UC Riverside Engineering hosts summer coding camp to address diversity shortfall in computer science careers

The free camp, funded in part by a $10,000 donation from Amazon, teaches local high school students computer science applications

Author: Katharine Hall
July 16, 2019

The University of California, Riverside’s Marlan and Rosemary Bourns College of Engineering (BCOE) will embark on two sessions of CS 4 ALL CODE CAMP, a free one-week intensive program that introduces coding and computer science to high school students from the Inland Empire region.

Code Camp, created by the college’s Department of Computer Science and Engineering (CSE), is designed to inspire young women and underrepresented groups to gain interest with careers in computer science. During the camp, students learn to write code, develop applications, and control code technologies while working on Amazon Kindle tablets.

The program addresses a unique challenge in the tech and STEM workforce, which are among the highest paying and fastest growing careers in the United States. There are currently more than 500,000 open jobs in computing but the number of computer science graduates fall short – just around 50,000 each year, and of those only one in five are women and even fewer are underrepresented minorities.

The camp is led by a pair of tech-savvy computer science experts, lecturer Kelly Downey with assistance from professor of teaching Mariam Salloum. “Keeping the camp free-of-charge is important to attract a diverse audience of high schools students who are interested in computer programming but may not have access to industry-specific pathway programs,” Salloum said. “Amazon’s gift helps keep Code Camp free so all students have opportunities to learn fundamental skills that could lead to lucrative computer science careers.”

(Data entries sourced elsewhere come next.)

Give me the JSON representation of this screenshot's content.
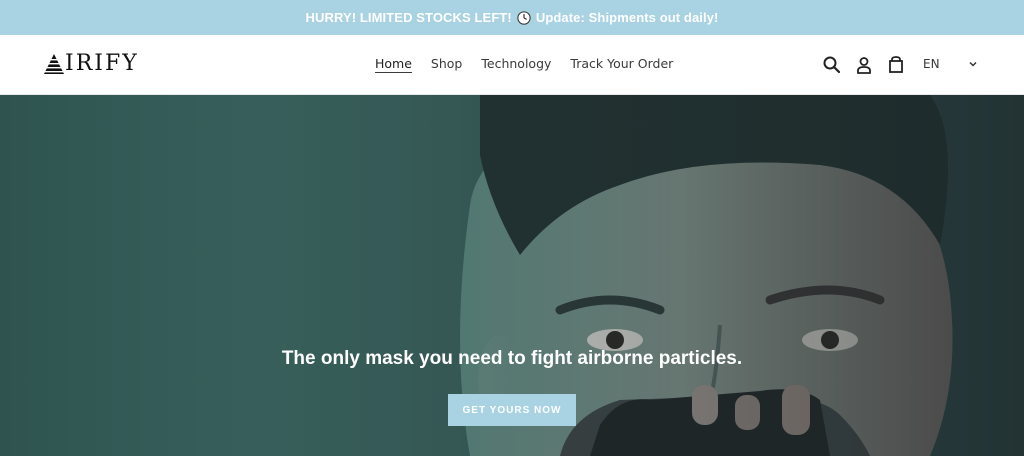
{
  "announcement": {
    "text_before": "HURRY! LIMITED STOCKS LEFT!",
    "icon": "clock-icon",
    "text_after": "Update: Shipments out daily!"
  },
  "header": {
    "logo_text": "IRIFY",
    "nav": [
      {
        "label": "Home",
        "active": true
      },
      {
        "label": "Shop",
        "active": false
      },
      {
        "label": "Technology",
        "active": false
      },
      {
        "label": "Track Your Order",
        "active": false
      }
    ],
    "icons": [
      "search-icon",
      "account-icon",
      "cart-icon"
    ],
    "language": "EN"
  },
  "hero": {
    "caption": "The only mask you need to fight airborne particles.",
    "button_label": "GET YOURS NOW"
  },
  "colors": {
    "accent": "#a9d2e3",
    "text": "#3a3a3a",
    "hero_bg": "#2f5450"
  }
}
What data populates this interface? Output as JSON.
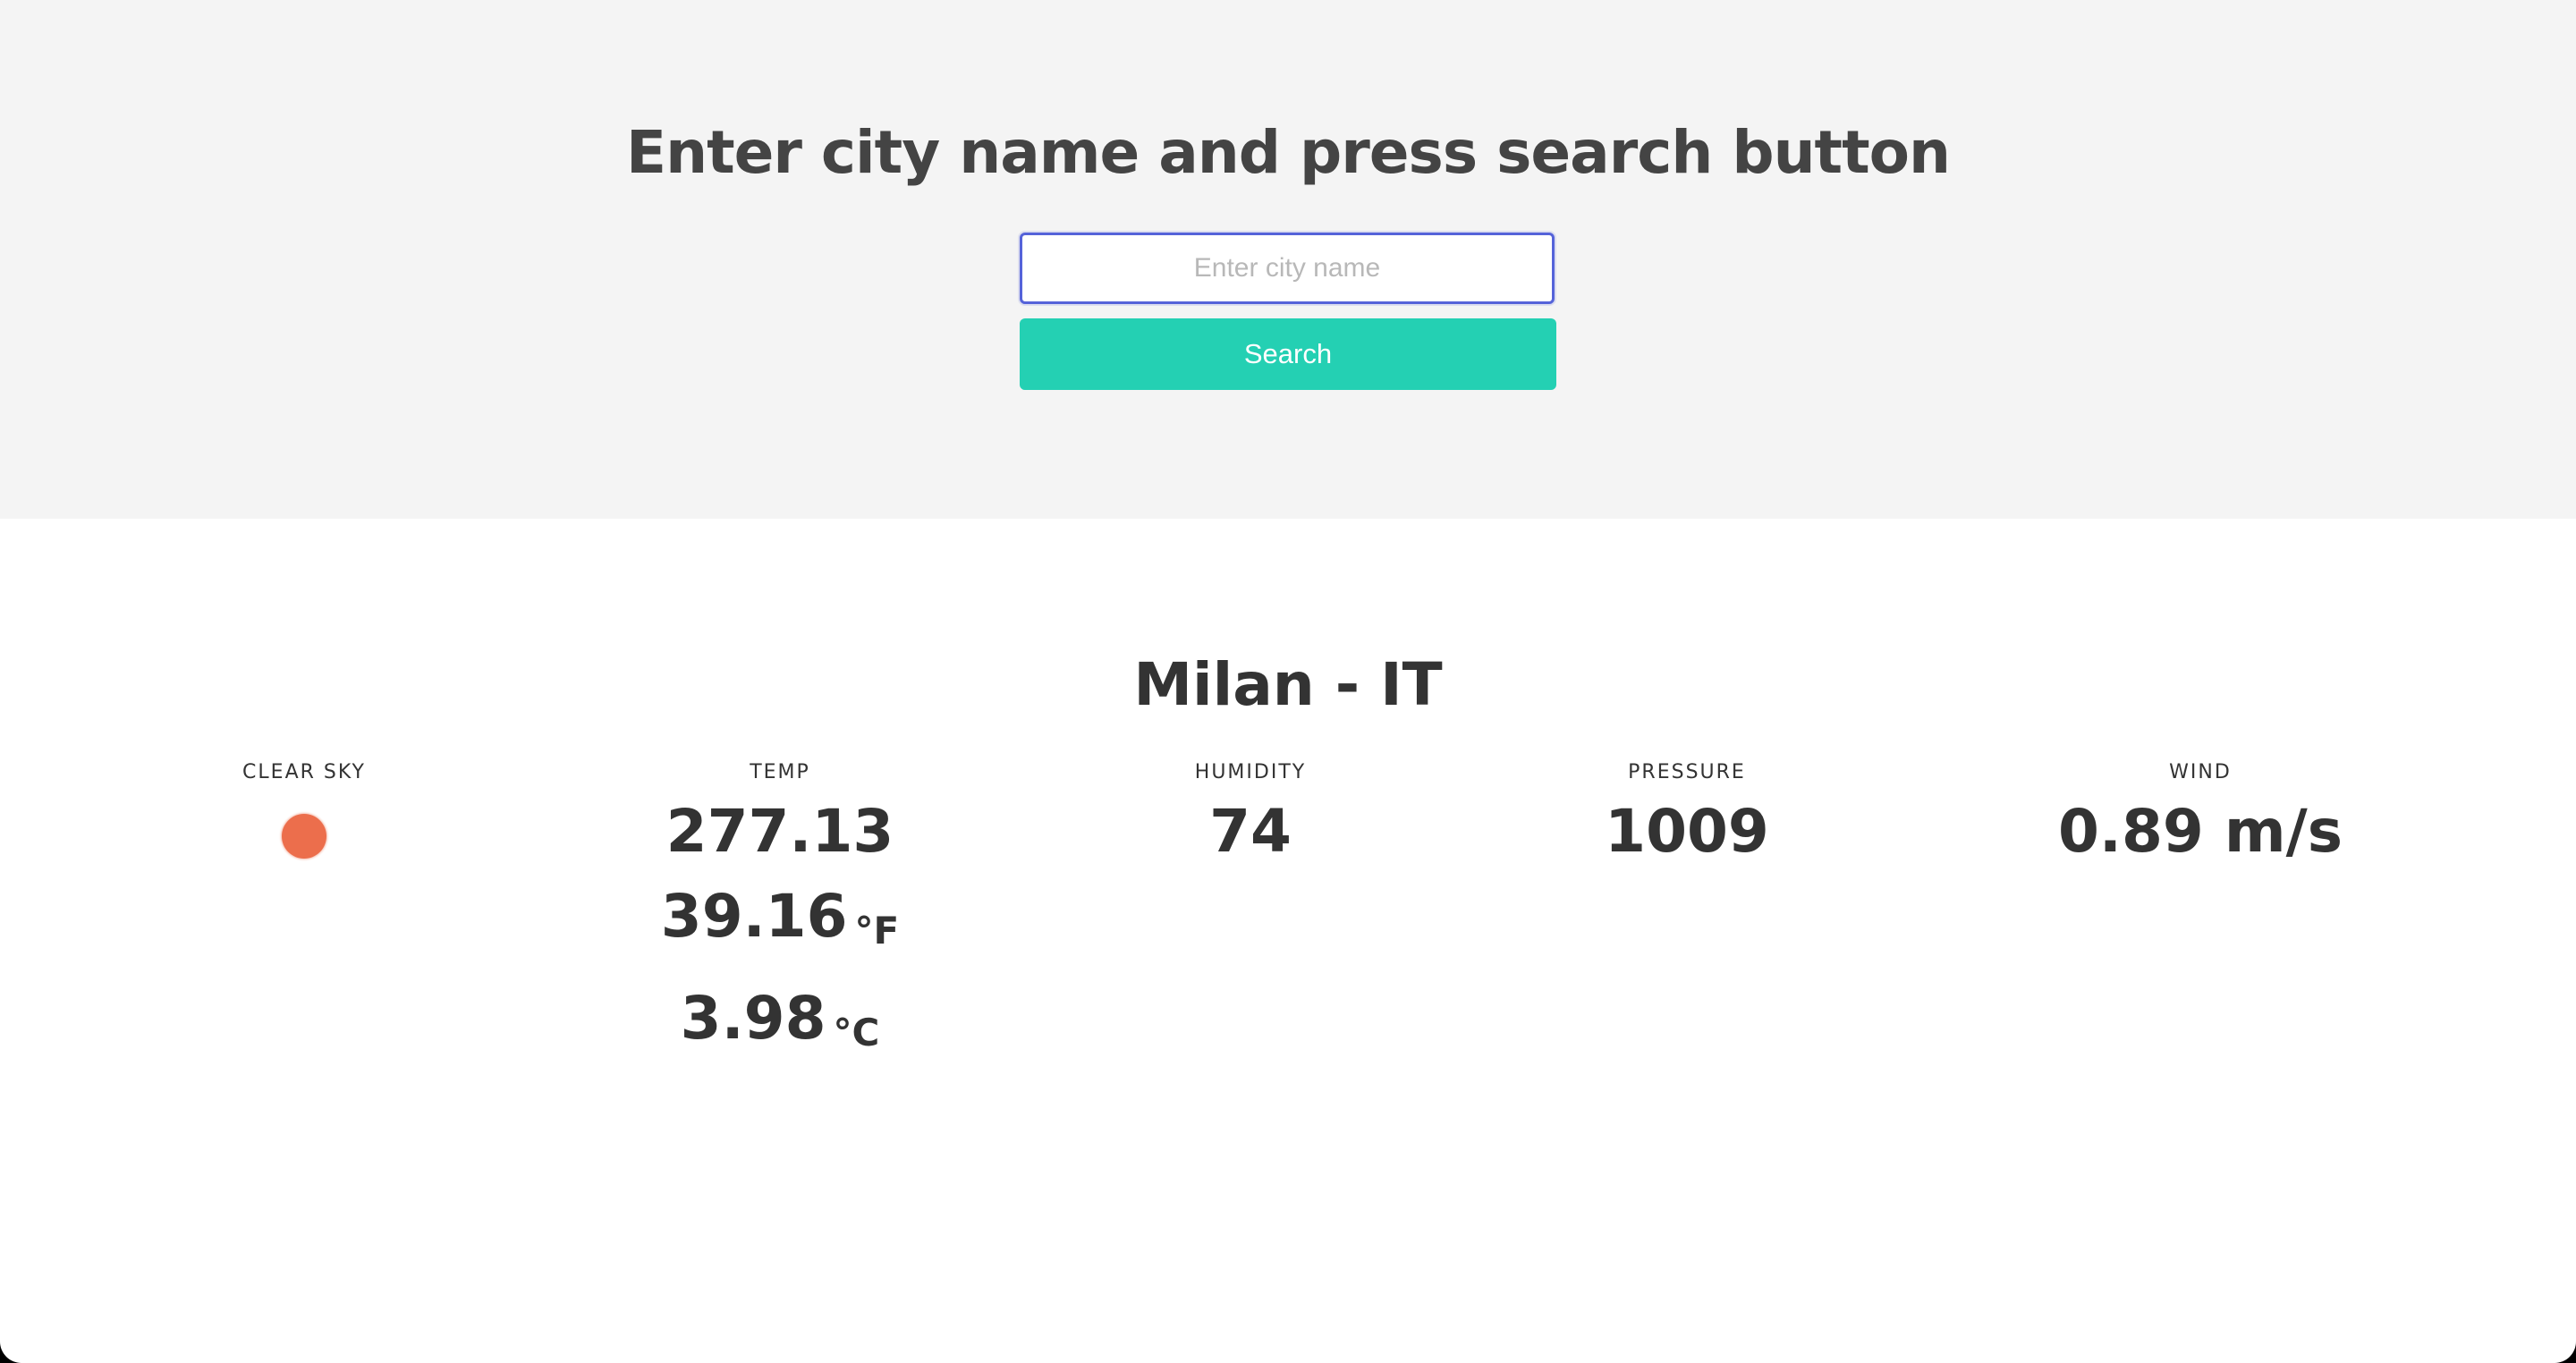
{
  "search_panel": {
    "headline": "Enter city name and press search button",
    "input_placeholder": "Enter city name",
    "input_value": "",
    "search_label": "Search"
  },
  "weather": {
    "city": "Milan - IT",
    "condition": {
      "label": "CLEAR SKY",
      "icon": "sun-icon",
      "icon_color": "#ec6e4c"
    },
    "temp": {
      "label": "TEMP",
      "kelvin": "277.13",
      "fahrenheit": "39.16",
      "fahrenheit_unit": "°F",
      "celsius": "3.98",
      "celsius_unit": "°C"
    },
    "humidity": {
      "label": "HUMIDITY",
      "value": "74"
    },
    "pressure": {
      "label": "PRESSURE",
      "value": "1009"
    },
    "wind": {
      "label": "WIND",
      "value": "0.89 m/s"
    }
  },
  "colors": {
    "accent": "#24d0b3",
    "input_focus_border": "#5563d9",
    "panel_background": "#f4f4f4"
  }
}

More than 80 local middle and high school students attend the camp each summer to develop coding skills that are applicable to real life. Throughout the week, students participate in talks and group projects, interactive labs, and are encouraged to take computer classes in high school and study computer science in college. Students also improve their practical computer skills, problem-solving skills, and learn how coders create software for a variety of fields, including health, art, law, and education. To navigate these coding exercises and course projects, students practice skills on Kindles and take the tablets home afterward to continue their projects after the camp has concluded. The camp culminates in a showcase highlighting the apps created by the students and parents and family members are invited and encouraged to attend.